Many social scientists see a growing need for media literacy, especially on the Internet. A blistering analysis by Consumer Reports WebWatch earlier this year asserted that many online games and virtual worlds are ruses to sell toys or junk food.

Keeping televisions out of children’s rooms is very important, Dr. Shifrin said. “Once they are in there,” he said, “they are dug in like a tick.”

A June report on children’s sleep from the Kaiser Family Foundation cited a “thin but worrisome” base of evidence linking bedroom TVs to sleep problems.
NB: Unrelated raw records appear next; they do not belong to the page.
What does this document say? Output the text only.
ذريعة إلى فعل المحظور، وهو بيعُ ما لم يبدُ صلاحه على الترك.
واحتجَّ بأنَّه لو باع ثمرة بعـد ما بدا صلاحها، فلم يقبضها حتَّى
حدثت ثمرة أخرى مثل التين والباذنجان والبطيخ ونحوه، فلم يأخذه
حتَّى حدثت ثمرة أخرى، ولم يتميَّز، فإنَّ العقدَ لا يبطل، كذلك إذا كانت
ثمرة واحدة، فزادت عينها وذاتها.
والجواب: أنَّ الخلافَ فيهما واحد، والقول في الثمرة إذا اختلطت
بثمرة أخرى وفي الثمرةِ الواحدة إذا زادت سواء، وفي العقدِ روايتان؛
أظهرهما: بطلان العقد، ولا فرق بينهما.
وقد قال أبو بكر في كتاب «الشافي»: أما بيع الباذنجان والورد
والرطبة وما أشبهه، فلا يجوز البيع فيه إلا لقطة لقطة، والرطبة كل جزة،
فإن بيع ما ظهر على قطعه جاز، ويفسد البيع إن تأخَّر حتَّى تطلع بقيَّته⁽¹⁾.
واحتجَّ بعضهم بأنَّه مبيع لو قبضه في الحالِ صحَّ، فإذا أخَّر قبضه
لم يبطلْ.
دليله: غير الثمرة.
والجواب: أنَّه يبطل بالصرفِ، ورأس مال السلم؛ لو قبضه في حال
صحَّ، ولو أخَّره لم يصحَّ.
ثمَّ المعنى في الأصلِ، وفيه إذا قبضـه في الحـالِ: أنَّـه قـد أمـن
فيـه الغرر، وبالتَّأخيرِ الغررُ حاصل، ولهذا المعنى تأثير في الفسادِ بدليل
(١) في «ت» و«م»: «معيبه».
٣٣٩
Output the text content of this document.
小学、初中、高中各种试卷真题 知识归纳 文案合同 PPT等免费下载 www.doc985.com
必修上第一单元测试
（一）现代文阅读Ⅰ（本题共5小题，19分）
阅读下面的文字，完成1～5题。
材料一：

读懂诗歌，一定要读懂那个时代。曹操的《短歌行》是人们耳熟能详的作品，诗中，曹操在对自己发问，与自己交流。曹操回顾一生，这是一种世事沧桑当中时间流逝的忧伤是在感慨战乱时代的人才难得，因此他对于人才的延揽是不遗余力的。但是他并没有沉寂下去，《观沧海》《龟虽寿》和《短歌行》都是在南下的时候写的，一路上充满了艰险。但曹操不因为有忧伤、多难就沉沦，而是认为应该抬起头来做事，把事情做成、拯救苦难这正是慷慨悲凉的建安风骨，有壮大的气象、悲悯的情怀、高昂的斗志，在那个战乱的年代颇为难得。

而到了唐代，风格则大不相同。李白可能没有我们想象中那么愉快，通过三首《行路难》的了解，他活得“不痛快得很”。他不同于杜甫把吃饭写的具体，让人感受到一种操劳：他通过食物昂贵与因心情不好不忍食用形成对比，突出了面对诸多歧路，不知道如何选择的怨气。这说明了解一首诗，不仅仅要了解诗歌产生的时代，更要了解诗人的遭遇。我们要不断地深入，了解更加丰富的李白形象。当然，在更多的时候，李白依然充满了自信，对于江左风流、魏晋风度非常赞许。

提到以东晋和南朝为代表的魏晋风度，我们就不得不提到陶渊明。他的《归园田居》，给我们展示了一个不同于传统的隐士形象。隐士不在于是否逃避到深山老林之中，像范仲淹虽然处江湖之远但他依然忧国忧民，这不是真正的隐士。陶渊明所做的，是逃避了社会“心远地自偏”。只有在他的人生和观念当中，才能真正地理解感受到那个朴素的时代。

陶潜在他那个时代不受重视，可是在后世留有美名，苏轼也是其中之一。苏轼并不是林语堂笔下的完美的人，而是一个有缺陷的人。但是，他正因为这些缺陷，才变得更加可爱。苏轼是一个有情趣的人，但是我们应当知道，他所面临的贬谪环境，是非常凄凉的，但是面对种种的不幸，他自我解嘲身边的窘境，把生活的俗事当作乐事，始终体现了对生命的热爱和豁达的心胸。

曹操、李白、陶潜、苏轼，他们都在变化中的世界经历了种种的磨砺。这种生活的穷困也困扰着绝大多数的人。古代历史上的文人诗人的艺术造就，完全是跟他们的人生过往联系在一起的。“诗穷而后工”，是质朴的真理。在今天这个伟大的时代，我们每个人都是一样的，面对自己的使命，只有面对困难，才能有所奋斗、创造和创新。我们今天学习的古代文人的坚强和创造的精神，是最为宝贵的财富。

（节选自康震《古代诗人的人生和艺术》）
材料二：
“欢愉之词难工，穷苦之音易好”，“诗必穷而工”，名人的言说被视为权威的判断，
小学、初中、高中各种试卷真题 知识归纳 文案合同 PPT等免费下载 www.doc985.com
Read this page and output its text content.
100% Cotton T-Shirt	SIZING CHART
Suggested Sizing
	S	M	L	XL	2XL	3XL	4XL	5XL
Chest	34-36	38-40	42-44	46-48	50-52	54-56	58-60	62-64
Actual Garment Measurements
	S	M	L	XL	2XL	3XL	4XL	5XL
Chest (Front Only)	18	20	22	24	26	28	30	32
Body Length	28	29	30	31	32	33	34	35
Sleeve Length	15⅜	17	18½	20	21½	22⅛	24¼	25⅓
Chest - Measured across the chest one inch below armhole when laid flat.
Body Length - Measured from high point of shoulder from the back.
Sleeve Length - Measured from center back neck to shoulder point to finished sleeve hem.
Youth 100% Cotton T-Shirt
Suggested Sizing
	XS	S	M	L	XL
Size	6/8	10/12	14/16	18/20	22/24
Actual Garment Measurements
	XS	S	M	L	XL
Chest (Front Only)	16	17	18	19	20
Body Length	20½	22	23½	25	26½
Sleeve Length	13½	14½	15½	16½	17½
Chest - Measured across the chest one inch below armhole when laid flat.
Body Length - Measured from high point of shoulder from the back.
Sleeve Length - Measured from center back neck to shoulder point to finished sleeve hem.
But positive choices take forethought, especially for parents who grew up with TV and video games. One mother trying to find balance is Leticia Barr, who writes the blog Tech Savvy Mama and works as a school technology coordinator in Montgomery County, Md. She said she was concerned about computer and TV time interfering with free play. “But I also realize the value of things that are out there on the Net,” she said. She and her 4-year-old daughter are fans of PBSKids.org, especially the games for the literacy-based TV show “Between the Lions.”

Ms. Barr’s choices would likely be applauded by Jeanne Brooks-Gunn, a professor of child development at Columbia University and co-editor of this spring’s issue of the journal The Future of Children, which focused on electronic media. Many studies, she said, point to the positive effect of high-quality, age-appropriate screen media.

“Marshall McLuhan was wrong when he said the medium is the message,” she said. “It’s the content. It’s what’s in the medium.”